Ehrlichkeit, die betroffen macht
Im Kulturzentrum OHO in Oberwart fand in der Silvesternacht die
Theaterpremiere des Stückes "Das Cosima Panorama"
statt. Es handelt von der Selbstaufgabe der Frau in der Ehe.
Das Genie braucht eine verständnisvolle Schulter zum Anlehnen",
war einer der Schlüsselsätze bei der Uraufführung
des Theaterstückes "Das Cosima Panorama" der burgenländischen
Autorin Katharina Tiwald im Offenen Haus Oberwart (OHO). Tiwald
schlüpfte selbst in die Rolle von Cosima Wagner, die ihre eigenen
Bedürfnisse in der Ehe mit dem Jahrhundertkomponisten Richard
Wagner gänzlich zurückgestellt hatte. Die Liszt-Tochter
aus einem "Gspusi" mit einer französischen Adeligen
betrieb die totale Selbstverleugnung, die in der Todessehnsucht
gipfelte, um möglichst alle Alltagsbanalitäten aus dem
Gesichtsfeld des begnadeten Tonkünstlers an ihrer Seite fernzuhalten.
Da wurde auf dem Altar der hohen Kunst das eigene Lebensglück
geopfert. "Halbe-halbe" steht in dieser ungleichen Geschlechterbeziehung
nicht am Programm.
Die Halbfranzösin spricht sogar mit ihrer deutsch nationalen
Zunge, wenn sie "die Franzosen als Fäulnis der Renaissance"

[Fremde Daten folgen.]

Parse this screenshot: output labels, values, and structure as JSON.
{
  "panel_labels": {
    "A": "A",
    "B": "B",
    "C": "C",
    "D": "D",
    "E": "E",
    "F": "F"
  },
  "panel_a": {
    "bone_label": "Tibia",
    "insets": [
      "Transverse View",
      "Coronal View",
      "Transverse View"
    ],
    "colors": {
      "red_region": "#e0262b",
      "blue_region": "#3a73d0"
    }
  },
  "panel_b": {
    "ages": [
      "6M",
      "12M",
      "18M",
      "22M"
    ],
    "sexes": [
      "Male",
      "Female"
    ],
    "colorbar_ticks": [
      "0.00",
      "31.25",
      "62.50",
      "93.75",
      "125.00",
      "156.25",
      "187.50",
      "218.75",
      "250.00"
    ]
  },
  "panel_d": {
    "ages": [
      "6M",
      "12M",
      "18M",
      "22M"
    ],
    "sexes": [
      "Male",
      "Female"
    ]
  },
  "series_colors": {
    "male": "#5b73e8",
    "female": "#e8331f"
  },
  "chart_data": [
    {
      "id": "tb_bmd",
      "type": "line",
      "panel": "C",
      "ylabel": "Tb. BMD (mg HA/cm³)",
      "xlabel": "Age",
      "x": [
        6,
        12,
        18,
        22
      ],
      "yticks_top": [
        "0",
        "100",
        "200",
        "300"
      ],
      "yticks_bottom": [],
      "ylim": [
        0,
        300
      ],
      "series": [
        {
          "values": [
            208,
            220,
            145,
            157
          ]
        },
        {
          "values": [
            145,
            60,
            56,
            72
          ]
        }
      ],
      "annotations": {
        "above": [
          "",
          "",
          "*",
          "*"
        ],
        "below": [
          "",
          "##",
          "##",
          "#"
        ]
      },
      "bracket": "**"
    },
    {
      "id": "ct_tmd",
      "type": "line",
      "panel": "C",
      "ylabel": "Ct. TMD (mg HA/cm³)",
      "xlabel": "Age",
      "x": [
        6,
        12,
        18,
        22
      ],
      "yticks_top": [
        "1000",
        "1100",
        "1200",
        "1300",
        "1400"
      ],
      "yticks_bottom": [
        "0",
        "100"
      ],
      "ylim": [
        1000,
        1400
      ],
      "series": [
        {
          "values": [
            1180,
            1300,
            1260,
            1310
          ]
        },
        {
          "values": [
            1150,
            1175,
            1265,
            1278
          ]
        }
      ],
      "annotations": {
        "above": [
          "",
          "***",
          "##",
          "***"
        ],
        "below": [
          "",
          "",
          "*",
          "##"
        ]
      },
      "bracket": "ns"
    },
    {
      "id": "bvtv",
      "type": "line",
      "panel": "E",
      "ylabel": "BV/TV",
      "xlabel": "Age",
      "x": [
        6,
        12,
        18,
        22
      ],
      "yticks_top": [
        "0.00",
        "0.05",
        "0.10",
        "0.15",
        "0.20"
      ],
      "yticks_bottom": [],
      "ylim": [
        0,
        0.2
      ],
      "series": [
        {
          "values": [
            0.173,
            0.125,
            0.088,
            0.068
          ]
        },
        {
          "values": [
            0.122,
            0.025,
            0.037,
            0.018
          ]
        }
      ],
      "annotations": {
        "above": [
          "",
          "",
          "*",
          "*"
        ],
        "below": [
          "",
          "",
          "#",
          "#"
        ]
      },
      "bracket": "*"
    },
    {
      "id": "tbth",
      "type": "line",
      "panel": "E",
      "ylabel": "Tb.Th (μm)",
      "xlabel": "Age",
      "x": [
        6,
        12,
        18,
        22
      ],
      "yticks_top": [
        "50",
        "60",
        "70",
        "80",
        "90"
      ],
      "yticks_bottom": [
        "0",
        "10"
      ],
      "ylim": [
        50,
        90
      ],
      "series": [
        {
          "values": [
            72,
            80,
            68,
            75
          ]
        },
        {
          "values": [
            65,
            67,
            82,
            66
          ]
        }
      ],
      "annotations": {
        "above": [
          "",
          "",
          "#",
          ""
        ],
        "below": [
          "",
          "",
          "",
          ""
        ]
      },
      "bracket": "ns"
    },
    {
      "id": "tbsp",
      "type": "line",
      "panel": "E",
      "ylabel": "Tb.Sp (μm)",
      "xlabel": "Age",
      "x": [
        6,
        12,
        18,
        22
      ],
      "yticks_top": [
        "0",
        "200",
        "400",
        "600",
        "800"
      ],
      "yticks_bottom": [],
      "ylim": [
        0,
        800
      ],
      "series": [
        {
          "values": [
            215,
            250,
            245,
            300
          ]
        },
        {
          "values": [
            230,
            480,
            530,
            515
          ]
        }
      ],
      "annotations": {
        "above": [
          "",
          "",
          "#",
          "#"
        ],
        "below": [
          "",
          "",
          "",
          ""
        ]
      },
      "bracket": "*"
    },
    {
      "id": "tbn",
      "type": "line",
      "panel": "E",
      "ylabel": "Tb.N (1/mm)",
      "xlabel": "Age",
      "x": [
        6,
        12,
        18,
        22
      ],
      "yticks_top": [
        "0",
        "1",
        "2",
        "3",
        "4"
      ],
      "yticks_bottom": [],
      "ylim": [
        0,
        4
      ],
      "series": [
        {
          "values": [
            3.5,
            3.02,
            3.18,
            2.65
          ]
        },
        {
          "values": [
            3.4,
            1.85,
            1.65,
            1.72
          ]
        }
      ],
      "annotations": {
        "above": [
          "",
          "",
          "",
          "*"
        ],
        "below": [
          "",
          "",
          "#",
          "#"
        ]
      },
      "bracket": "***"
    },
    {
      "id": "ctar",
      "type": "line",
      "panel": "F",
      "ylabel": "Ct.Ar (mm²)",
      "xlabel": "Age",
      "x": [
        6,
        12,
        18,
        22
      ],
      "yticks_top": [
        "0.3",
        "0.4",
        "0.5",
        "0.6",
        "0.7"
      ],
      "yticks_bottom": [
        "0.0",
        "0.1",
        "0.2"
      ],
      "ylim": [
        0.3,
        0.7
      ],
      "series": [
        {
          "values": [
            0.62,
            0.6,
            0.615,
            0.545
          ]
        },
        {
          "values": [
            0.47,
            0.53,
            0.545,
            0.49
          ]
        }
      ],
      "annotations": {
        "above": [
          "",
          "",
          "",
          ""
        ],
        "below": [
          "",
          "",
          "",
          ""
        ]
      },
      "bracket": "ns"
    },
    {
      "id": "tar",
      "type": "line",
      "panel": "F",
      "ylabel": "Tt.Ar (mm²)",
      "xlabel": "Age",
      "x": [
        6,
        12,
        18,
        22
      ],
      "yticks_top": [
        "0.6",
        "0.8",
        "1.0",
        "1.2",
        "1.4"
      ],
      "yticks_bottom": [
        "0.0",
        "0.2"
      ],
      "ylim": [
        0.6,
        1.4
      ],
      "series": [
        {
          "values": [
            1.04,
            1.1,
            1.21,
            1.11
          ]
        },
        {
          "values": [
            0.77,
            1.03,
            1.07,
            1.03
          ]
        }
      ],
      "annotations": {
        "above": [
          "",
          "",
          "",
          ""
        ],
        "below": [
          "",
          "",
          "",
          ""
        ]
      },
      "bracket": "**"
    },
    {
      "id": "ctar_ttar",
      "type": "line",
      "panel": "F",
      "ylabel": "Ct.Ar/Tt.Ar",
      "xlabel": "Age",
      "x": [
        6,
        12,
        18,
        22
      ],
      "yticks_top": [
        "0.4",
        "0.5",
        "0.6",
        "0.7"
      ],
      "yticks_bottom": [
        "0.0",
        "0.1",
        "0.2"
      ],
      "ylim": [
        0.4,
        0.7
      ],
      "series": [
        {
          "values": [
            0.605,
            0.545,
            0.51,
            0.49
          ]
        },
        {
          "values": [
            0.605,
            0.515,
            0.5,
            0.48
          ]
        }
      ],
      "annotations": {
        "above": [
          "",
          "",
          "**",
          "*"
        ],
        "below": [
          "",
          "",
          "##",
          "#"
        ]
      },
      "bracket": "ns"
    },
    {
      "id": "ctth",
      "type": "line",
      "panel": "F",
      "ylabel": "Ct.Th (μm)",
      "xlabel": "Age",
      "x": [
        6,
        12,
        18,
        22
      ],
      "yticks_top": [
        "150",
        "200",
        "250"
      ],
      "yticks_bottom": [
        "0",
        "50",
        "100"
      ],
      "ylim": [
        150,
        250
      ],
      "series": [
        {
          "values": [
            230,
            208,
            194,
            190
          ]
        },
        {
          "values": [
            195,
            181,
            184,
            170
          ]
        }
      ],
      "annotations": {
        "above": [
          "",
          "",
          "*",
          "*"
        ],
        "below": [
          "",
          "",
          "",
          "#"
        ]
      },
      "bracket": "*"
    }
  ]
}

abqualifiziert. Richard Wagner, Cosimas Zweit-Mann, ist ihr erklärter
Halbgott, dem auch die mütterliche Liebe zu ihrer gemeinsamen
Tochter Isolde hintangestellt wird. Der bittere Preis dafür
ist malträtierende Seelenpein.
Gegenwart
Regisseur Peter Wagner dockt mit seiner Inszenierung in der Gegenwart
an, indem er per Videoeinspielung sieben burgenländische Frauen
von existenziellen Bruchstellen in ihren Lebensläufen erzählen
lässt. Das tun sie mit ungeschminkter Ehrlichkeit und schaffen
so bei den Zuschauern viele dichte Momente des Betroffenseins.
Großartig war Katharina Tiwald als masochistische Cosima Wagner,
die die Tür zu ihrem Innersten aufstößt und so das
facettenreiche Bild einer pflichtbewussten Frau zeigt, die sich
bedingungslos für das große Ganze aufopfert. Vom Premierenpublikum
gab es dafür lang anhaltenden Applaus.
Kleine Zeitung, 3.1.2012
Silvester-Premiere
Spätestens seit dem Attentat ist das OHO auch das Haus der
Roma. Stefan Horvath, der durch den Mord einen Sohn verlor und seither
schreibt und schreibt, wurde hier aufgeführt. Er ist nicht
der einzige Dichter aus der Region. Clemens Berger schrieb Stücke
fürs Haus. Und am Silvestertag hat - wieder einmal - Katherina
Tiwald Premiere. Mit einem durchaus OHO-typischen Stück. Regisseur
Wagner: "Das ganze Jahr über präsentierte sich das
Burgenland als Heimat von Franz Liszt. Wir sagen: He, da war doch
noch was." Das Cosima-Projekt nämlich. So heißt
das Stück, das sich um die Liszt-Tochter Cosima Wagner dreht.
Der Standard, 32.12./2011/1.1.2012

INTERVIEW MIT KATHARINA TIWALD ÜBER "DAS COSIMA
PANORAMA"
Maria Racz: Cosima Wagner - die personifizierte Selbstaufgabe.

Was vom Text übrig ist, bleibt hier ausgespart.